According to a report this week from the U.S. Centers for Disease Control and Prevention, more than 3.3 million women -- or roughly one in 10 pregnant women -- are at risk for alcohol-exposed pregnancies. These can result in birth defects, developmental issues, miscarriage and fetal alcohol syndrome, a devastating disorder characterized by developmental difficulties and central nervous system problems.
The report's language was widely criticized, misinterpreted as saying that women shouldn't drink unless they're on birth control. It was decried for being sexist, seemingly shaming women for being sexually active and consuming alcohol. But it's worth noting that the guidelines were only directed toward women hoping to get pregnant, not all women of childbearing age.
Consuming any amount of alcohol while pregnant is "just not worth the risk," Cheryl Tan, an epidemiologist at the CDC’s National Center on Birth Defects and Developmental Disabilities, previously told The Huffington Post.
But perhaps the most gender-biased aspect of the report wasn't what it said about women, but what it didn't say about men. In both the press release for the report and the report itself, the CDC neglected to mention that a father's drinking has also been linked with fetal alcohol syndrome and other developmental issues.

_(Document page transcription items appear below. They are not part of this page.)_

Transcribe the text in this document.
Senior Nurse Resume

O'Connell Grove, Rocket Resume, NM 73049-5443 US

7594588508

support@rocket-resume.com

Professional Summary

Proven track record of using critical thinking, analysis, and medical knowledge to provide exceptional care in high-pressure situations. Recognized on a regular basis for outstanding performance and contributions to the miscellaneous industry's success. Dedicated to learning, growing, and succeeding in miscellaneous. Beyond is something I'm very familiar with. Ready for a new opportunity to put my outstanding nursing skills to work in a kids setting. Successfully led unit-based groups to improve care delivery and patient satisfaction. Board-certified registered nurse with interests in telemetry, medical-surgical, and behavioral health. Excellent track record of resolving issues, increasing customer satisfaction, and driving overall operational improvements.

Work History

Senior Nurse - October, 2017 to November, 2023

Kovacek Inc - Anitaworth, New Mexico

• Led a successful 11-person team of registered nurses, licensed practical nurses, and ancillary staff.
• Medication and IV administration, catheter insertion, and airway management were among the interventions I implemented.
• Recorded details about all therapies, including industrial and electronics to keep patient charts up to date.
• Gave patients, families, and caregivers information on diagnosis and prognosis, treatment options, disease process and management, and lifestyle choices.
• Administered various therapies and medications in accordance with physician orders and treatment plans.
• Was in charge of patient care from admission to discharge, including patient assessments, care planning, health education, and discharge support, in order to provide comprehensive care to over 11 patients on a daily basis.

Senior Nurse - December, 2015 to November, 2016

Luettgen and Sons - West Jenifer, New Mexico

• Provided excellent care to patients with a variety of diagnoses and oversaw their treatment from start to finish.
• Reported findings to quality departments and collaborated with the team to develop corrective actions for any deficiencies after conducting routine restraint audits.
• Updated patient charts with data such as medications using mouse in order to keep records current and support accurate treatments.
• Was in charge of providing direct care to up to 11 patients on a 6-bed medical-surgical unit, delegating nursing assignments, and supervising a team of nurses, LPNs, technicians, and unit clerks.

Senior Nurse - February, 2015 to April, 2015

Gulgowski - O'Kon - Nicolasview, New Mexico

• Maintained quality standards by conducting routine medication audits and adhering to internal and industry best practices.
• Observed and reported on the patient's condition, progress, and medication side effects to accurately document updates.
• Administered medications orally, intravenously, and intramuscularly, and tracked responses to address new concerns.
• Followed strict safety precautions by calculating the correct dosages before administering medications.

That's right: Men who are looking to have children would almost certainly do well to watch their alcohol consumption, too.
It's become customary for us to place the blame for infertility, difficulty conceiving and fetal health issues on the mother, but mounting research is unequivocally showing that it's not just women who need to be careful.
A groundbreaking study on mice, published in 2013 in the journal Animal Cells and Systems, found that male mice who were exposed to alcohol directly prior to the time of conception were significantly more likely to sire fetuses with abnormal organ or brain development similar to that seen in cases of fetal alcohol syndrome. The male mice who were not exposed to alcohol, however, sired healthy offspring.
The study's authors concluded that a future father's alcohol consumption may alter important genes in sperm that are involved in healthy fetal development.
A 2014 Dutch study also found that even moderate weekly alcohol consumption could lower sperm quality, and seemed to be linked with higher proportions of abnormal sperm.
More broadly, a future father's diet and lifestyle -- including his alcohol consumption -- can play a significant role in a couple's chances of becoming pregnant and the health of their baby. Recent research suggests that role is even larger than often thought. Two studies on mice, published last year in the journal Science, showed that a father's diet can powerfully affect his offspring for better or worse.
And another recent study found a man's pre-conception environment and lifestyle -- including diet, exercise, chemical exposure and alcohol consumption -- to be strongly linked to poor reproductive health and infertility, likely contributing to decreasing birthrates globally.
“I was surprised that we found such poor semen quality among young men ages 20 to 25,” Dr. Niels Skakkebaek of the University of Copenhagen, the lead author of the study, said in a statement. “We found that the average man had more than 90 percent abnormal sperm. ... It appears that we are at a tipping point in industrialized countries where poor semen quality is so widespread that we must suspect that it results in low pregnancy rates.”
Oh, and let's not forget: Men have a biological clock, too, and should probably also be worried about waiting too long to have kids.
The bottom line? If we want to encourage healthier pregnancies and babies, let's stop leaving paternal health out of the picture.